Listening to the ARK Invest podcast, I've heard several times ETF managers saying that they have a positive impact on the economy because by choosing the most promising companies to invest in, they allow capital to be located to companies that deserve it. While I do get the argument for direct investment such as VC or PE, I don't see well how an ETF manager buying stocks in a company helps the company or some other element of the economy.

Do actively managed ETFs help the economy in any way, and if so, how?


Yes they do in in a several ways. The main ones are:

  1. Trading (not just of the people who actively manage the EFT but generally) helps price discovery. Price discovery is an important role of stock market. It is socially beneficial for companies to be appropriately priced given their fundamentals and all other avaiable information as that helps divert capital to the right companies. Even if traders do not buy shares from company directly the market price of a share affects how much capital company get by issuing new shares. Furthermore, ETF are also not just for stocks but also commodities or exchange rates, where they help to correctly price those commodities or exchanges - which is again socially very valuable activity. Quick price discovery is one an important characteristics of well functioning capital markets. In turn empirically well-functioning capital markets have first order impact on economic growth (have a look at Levine, 1997 or Levine 2005).
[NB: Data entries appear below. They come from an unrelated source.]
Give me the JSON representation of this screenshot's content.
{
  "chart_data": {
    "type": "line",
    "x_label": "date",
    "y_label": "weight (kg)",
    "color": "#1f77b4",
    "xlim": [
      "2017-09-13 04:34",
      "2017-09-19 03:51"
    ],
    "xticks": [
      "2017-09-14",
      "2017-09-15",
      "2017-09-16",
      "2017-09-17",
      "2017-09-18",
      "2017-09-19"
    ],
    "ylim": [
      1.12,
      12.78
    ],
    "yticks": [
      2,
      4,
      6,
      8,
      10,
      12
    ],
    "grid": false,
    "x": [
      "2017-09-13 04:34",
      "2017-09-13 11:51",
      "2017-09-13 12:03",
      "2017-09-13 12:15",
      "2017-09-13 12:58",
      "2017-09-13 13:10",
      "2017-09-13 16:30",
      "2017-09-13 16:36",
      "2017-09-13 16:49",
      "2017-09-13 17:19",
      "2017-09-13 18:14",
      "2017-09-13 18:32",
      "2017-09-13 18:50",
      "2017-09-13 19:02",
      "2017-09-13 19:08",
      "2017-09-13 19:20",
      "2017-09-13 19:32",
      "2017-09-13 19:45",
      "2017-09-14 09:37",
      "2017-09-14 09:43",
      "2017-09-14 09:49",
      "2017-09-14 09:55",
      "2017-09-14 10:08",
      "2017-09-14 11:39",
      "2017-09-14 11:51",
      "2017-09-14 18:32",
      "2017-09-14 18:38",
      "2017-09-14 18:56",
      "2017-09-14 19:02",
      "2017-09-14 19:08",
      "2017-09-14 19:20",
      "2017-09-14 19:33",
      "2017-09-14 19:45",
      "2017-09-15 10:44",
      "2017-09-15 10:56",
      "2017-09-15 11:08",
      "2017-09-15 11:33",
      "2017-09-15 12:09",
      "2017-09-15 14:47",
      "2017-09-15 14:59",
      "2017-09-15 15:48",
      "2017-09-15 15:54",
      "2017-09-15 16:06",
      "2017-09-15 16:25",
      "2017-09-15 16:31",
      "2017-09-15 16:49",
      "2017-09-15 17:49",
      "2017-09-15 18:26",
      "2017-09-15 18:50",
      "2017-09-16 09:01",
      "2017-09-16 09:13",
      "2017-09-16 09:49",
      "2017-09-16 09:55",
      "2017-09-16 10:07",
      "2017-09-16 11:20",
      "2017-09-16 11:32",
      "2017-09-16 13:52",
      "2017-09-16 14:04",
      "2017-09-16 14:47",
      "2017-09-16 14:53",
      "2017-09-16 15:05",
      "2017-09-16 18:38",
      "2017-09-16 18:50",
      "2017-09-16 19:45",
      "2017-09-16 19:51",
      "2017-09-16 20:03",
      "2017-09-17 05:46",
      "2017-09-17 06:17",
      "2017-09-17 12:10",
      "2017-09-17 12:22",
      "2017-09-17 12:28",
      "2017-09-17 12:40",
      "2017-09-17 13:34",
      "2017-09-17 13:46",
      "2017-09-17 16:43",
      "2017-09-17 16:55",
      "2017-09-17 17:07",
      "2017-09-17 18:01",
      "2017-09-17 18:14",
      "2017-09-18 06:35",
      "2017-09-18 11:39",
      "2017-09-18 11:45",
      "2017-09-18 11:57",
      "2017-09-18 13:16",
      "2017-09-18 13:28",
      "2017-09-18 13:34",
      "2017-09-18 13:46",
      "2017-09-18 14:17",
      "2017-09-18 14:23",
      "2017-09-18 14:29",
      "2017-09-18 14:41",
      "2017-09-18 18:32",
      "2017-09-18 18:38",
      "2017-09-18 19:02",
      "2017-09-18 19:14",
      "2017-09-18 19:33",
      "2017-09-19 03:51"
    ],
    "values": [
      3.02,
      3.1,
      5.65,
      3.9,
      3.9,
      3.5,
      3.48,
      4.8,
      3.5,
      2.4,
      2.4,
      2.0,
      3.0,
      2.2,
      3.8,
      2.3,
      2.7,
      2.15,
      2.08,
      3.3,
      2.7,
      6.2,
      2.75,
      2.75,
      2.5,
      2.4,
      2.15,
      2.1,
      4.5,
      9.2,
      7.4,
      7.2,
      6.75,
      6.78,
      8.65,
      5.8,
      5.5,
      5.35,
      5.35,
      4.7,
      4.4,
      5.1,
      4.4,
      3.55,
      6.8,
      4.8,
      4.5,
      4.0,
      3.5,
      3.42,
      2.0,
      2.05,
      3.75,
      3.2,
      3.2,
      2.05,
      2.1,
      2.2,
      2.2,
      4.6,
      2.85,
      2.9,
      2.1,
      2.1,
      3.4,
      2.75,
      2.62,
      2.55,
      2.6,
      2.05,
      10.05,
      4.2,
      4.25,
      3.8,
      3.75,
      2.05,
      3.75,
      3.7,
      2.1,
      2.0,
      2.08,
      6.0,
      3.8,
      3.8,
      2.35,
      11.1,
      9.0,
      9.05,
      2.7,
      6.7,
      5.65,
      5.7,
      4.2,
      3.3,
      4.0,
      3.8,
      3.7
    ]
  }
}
  2. Trading improves market liquidity. It makes sure that whenever you want to liquidate stocks etc. you hold there is some buyer. For example, it would be much harder for people to save by investing in stock market if it would be difficult to sell stocks you own when you need to. Having low liquidity can thus deter investment. In fact liquidity is so important that it is commonly listed in textbooks as one of the major determinants of asset demand (see Mishkin & Eakins: Financial Markets and Institutions ch 4). Consequently, even ignoring anything else just the fact that there is someone trading and creating liquidity in itself creates value and is beneficial for the economy.